Chapter 2

381 68 11
                                    

Yak, mohon maap bundabundi sekalian, lebih dari seminggu (karena lupa sekalian ngerjain chapter 3 di gwp). But anyway, here we are. Jadi, selamat membaca 🖤

 Jadi, selamat membaca 🖤

Ups! Gambar ini tidak mengikuti Pedoman Konten kami. Untuk melanjutkan publikasi, hapuslah gambar ini atau unggah gambar lain.

---

Anandara

Om Kalvin lumayan banyak tanya, tapi aku nggak menyangka sewaktu tiba, pertanyaan yang kuterima justru: "Kamu betulan masih sendiri, kan, Nan?"

Tadi berdua sih sama abang ojol.

Maunya jawab begitu, andai saja aku bisa pura-pura nggak tahu soal maksud pertanyaannya.

Sebenarnya, percakapan soal pasangan sudah lumayan sering kudapatkan dari pamanku. Om Kalvin dan Ibu bisa dibilang mirip secara kelakuan. Mungkin itu juga yang membuatku mengiakan tiap ajakan beliau untuk datang ke rumah, karena aku merasa ada kepingan-kepingan Mama yang kutemukan di sini.
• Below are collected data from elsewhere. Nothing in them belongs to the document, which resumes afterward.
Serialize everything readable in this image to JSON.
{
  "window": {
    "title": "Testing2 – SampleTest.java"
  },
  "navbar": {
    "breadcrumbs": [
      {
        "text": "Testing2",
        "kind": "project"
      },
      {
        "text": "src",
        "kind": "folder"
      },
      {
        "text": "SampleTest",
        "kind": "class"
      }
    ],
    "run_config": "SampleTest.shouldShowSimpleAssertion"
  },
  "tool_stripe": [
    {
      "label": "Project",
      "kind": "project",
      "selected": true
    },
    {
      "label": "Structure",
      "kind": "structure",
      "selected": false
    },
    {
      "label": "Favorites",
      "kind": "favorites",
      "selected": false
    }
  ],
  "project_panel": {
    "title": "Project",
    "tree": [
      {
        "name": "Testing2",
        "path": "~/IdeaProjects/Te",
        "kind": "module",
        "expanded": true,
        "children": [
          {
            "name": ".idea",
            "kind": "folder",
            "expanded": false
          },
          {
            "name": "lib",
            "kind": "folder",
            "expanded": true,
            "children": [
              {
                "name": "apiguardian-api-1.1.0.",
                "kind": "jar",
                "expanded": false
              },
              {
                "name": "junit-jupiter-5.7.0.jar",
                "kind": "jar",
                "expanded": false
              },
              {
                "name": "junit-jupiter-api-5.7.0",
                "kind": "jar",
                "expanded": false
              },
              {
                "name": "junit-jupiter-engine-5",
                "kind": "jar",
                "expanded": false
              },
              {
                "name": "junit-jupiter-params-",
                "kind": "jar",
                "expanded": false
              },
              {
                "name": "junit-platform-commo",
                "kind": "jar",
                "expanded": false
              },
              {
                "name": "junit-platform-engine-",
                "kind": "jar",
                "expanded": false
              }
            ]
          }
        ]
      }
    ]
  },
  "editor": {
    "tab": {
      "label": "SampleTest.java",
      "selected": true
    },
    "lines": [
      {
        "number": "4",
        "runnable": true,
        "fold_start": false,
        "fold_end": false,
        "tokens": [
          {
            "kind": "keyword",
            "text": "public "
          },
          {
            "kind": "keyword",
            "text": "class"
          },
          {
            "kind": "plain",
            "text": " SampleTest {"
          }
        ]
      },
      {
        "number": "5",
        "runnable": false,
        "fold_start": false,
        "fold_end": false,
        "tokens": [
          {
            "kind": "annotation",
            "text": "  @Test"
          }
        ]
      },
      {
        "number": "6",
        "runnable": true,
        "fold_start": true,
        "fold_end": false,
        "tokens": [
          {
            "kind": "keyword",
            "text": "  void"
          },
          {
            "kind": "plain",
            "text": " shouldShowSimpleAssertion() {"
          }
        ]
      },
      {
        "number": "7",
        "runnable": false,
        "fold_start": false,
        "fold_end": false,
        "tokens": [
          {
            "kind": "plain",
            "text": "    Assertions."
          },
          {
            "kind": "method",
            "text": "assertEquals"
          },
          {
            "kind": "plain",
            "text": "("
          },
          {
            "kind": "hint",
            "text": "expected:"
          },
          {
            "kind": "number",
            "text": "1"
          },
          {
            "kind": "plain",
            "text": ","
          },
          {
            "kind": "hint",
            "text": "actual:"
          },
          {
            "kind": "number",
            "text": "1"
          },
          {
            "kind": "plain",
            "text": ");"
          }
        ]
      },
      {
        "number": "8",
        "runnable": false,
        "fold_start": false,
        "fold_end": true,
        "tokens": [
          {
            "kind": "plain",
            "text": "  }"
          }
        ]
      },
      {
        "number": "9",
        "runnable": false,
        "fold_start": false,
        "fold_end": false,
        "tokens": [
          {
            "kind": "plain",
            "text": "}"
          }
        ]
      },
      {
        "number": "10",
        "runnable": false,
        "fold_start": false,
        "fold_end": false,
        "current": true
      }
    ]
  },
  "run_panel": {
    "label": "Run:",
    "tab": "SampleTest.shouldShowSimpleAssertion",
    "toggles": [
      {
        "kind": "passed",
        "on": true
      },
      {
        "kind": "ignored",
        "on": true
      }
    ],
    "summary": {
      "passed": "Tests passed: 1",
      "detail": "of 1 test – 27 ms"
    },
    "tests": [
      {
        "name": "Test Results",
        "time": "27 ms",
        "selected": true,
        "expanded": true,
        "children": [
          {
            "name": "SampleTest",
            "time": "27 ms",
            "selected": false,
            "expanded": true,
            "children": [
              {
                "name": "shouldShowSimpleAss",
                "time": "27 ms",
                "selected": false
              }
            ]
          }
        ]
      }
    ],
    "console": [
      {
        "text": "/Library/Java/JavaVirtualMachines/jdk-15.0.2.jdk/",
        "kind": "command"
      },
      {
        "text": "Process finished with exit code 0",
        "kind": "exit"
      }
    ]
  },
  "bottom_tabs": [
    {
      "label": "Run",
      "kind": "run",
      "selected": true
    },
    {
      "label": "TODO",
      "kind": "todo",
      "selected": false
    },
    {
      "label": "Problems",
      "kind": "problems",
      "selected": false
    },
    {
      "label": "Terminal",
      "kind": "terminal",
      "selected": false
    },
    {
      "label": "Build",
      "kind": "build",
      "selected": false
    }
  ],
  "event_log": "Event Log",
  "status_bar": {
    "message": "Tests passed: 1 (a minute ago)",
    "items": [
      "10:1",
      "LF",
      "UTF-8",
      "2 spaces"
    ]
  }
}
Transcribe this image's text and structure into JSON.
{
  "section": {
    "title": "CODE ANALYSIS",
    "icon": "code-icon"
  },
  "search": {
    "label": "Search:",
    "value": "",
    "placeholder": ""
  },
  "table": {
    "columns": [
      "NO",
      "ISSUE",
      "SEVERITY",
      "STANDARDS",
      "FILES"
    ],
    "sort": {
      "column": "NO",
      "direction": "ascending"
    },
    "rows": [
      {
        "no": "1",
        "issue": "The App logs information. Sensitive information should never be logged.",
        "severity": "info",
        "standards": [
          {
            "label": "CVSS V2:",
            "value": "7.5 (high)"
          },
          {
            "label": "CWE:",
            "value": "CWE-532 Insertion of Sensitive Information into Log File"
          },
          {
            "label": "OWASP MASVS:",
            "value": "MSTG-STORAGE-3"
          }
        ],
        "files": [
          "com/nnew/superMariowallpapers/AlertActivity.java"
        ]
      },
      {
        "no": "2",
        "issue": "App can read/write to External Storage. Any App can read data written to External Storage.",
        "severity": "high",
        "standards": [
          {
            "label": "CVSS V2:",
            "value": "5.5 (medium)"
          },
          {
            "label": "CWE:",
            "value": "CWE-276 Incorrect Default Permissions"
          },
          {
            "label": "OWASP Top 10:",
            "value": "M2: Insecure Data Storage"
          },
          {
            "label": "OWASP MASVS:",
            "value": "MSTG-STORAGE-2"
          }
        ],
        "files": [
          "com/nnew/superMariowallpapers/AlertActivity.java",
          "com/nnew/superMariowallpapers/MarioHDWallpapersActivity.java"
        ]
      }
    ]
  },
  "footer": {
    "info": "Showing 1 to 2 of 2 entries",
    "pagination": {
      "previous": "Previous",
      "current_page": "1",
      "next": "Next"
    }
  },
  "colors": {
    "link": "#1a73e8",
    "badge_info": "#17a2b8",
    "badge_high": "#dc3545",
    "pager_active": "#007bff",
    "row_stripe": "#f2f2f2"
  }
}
"Papa, ih. Baru datang masa tiba-tiba nyelondong ditanya begitu?" Istrinya, Tante Sani, menepuk pundak Om Kalvin, kemudian tersenyum ke arahku. "Ayo sini, Nan. Masuk dulu. Si Om biarin aja."

Aku hanya bisa tertawa, lantas mengikuti Tante Sani ke dapur sekaligus meletakkan kotak-kotak J.Co bawaanku. Aku kira ini hanyalah makan siang biasa, tapi nyatanya hidangan di sini lumayan banyak, hampir seperti mau mengadakan arisan.

Apa memang ada arisan, ya?

"Ibu Dosen akhirnya datang." Suara familier itu menyapa, membuatku langsung berbalik ke arah pintu dapur dan menemukan sosok pria jangkung berkemeja batik merah. Josh.

"Galak banget tuh muka," katanya lagi begitu aku menyipit ke arahnya. Dia mendekat, berdiri di sampingku kemudian merangkulku. Tubuhku terasa begitu kecil. Bukannya harusnya pria berhenti bertumbuh di usia 21, ya? Kenapa manusia satu ini jadi lebih tinggi?

"Oh, masih ingat sama sepupunya ternyata? Kirain udah lupa, sampai lo nikah aja gue nggak tahu," sindirku.

Dia tersenyum tengil. "Kan udah gue kasih undangan."

"Kasih undangan sama baju. Yang ngasih juga Kira, ya. Bukan lo," balasku sewot.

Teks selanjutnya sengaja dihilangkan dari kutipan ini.